Il ricorso, accolto in primo grado, veniva rigettato dalla Corte d'Appello, la quale riteneva che durante la cessione, invalidata solo dopo un certo periodo di tempo, il cedente, non avendo avuto la titolarità del rapporto di lavoro con i dipendenti ceduti, non avesse, nei confronti dei medesimi, né obblighi contributivi né obblighi retributivi.

La decisione della cassazione.

Secondo il giudice delle leggi, il rapporto previdenziale e il rapporto lavorativo sono completamente autonomi tra di loro, come confermato dal fatto che l'obbligo contributivo del datore di lavoro perdura a prescindere dalle vicende concrete dell'obbligazione retributiva e che l'inadempimento retributivo del datore di lavoro non elimina l'obbligo di corrispondere i contributi previdenziali.

Per gli Ermellini, dunque, l'obbligazione previdenziale ha carattere immanente e prescinde sia dal comportamento delle parti del rapporto di lavoro che dall'effettiva prestazione lavorativa, ragion per cui, in caso di reintegrazione dei lavoratori presso la cedente, quest'ultima è obbligata a corrispondere i contributi previdenziali anche per il periodo antecedente la reintegrazione stessa e indipendentemente dal fatto che l'obbligazione contributiva sdia stata adempiuta dal precedente cessionario.

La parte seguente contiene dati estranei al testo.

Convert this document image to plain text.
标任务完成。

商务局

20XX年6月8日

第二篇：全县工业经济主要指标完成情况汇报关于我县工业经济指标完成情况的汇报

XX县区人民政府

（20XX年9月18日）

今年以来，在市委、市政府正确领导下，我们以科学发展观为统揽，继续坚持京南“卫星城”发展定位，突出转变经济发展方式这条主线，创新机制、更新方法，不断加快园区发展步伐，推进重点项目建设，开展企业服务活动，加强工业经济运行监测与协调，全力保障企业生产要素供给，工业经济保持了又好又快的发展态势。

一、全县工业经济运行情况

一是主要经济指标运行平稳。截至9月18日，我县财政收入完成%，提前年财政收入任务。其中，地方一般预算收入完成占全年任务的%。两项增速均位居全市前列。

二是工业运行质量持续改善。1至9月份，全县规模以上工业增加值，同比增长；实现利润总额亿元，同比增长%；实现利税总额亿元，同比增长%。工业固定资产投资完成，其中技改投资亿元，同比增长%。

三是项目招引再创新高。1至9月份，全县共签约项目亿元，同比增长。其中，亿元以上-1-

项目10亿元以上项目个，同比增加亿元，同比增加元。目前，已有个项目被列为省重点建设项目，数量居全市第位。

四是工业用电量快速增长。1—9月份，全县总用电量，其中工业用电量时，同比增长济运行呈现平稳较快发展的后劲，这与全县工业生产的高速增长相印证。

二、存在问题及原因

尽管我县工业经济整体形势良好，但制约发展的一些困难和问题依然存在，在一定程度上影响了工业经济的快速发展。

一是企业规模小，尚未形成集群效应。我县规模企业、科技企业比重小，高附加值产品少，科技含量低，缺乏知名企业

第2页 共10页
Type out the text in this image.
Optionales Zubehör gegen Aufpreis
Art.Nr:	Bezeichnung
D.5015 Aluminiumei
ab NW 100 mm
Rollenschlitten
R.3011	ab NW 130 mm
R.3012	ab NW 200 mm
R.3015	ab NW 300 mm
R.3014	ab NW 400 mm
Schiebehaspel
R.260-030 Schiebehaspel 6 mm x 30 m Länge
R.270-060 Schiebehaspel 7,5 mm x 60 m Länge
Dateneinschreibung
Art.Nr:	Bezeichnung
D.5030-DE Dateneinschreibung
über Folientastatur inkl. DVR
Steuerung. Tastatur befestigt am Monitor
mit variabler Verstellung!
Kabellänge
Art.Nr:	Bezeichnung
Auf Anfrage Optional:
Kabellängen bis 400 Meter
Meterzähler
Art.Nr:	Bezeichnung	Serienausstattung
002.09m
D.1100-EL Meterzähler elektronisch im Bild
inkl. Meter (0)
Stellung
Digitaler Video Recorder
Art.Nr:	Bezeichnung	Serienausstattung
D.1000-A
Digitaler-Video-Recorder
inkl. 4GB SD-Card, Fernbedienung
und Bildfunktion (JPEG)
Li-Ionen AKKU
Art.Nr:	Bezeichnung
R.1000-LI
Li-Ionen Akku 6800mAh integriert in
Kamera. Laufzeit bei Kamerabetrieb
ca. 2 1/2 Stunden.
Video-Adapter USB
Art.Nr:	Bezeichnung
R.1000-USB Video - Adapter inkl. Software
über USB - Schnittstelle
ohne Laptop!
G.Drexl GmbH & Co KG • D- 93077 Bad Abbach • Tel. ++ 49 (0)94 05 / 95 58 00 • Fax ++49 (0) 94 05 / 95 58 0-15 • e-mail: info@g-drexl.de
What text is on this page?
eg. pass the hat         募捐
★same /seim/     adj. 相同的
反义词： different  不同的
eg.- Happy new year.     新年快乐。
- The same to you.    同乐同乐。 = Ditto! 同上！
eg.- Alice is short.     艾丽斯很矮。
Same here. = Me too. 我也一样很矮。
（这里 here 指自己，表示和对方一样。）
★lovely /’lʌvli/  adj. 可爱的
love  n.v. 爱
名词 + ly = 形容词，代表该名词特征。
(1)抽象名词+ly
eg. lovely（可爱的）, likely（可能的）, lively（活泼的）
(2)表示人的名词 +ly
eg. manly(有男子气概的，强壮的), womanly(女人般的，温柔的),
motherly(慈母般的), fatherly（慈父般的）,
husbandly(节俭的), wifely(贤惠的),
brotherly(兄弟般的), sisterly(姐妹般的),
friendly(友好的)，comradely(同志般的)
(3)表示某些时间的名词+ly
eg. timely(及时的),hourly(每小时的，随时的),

Infatti, precisa la corte, una volta invalidata la cessione, il pagamento dell'obbligazione contributiva non proviene più dal datore di lavoro formalmente titolare del rapporto di lavoro ma da un terso a ciò non autorizzato. Infatti, se in linea generale è vero che qualsiasi terzo può intervenire nel rapporto obbligatorio altrui, tacitando le pretese creditorie, non è altrettanto vero che possa sempre e ciò, in ragione della presenza, come nel caso concreto, di interessi giuridicamente apprezzabili del creditore che possono paralizzare l'intervento del soggetto estraneo, negandogli la facoltà di intromissione nel rapporto giuridico intercorrente tra i soggetti originari.

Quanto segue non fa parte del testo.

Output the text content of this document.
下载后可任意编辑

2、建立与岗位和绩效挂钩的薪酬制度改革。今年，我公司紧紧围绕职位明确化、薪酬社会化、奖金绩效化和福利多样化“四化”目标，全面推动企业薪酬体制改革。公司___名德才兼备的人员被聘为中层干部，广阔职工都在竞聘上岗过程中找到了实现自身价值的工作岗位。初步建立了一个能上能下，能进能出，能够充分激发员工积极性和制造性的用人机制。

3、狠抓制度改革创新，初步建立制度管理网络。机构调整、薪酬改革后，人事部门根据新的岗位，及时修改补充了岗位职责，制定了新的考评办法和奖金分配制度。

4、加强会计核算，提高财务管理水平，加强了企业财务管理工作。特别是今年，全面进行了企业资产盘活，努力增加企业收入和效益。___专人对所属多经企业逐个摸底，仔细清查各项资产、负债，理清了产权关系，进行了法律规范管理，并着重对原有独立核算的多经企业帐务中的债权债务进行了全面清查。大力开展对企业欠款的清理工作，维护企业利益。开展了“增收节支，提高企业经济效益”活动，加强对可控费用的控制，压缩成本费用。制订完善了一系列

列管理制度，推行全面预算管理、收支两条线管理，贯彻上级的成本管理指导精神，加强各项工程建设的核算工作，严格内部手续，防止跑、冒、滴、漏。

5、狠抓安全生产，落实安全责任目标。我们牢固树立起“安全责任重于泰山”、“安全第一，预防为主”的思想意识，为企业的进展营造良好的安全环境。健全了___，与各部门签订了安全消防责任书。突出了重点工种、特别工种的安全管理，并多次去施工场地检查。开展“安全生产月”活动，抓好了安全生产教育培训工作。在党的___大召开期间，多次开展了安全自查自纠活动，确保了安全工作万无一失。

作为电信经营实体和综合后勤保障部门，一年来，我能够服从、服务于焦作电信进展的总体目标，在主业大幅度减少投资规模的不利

Così nei regimi previdenziali, di qualunque tipo essi siano, l'obbligo di versare i contributi previdenziali ha natura inderogabile ed è quindi indisponibile, e ciò in ragione della vigenza dell'art. 2115, comma 3, c.c. che dispone la nullità di qualsiasi patto diretto ad eludere l'obbligazione contributiva. Non opera dunque in materia, l'art. 1180 c.c. ove il creditore ha un interesse giuridicamente apprezzabile a che sia il debitore ad adempiere personalmente alla prestazione dedotta in obbligazione, come avviene nel caso di specie proprio in ragione della disciplina pubblicistica alla base degli obblighi contributivi previdenziali del datore di lavoro, ove le connotazioni di colui che adempie nonrisultano indifferenti per l'ente previdenziale creditore.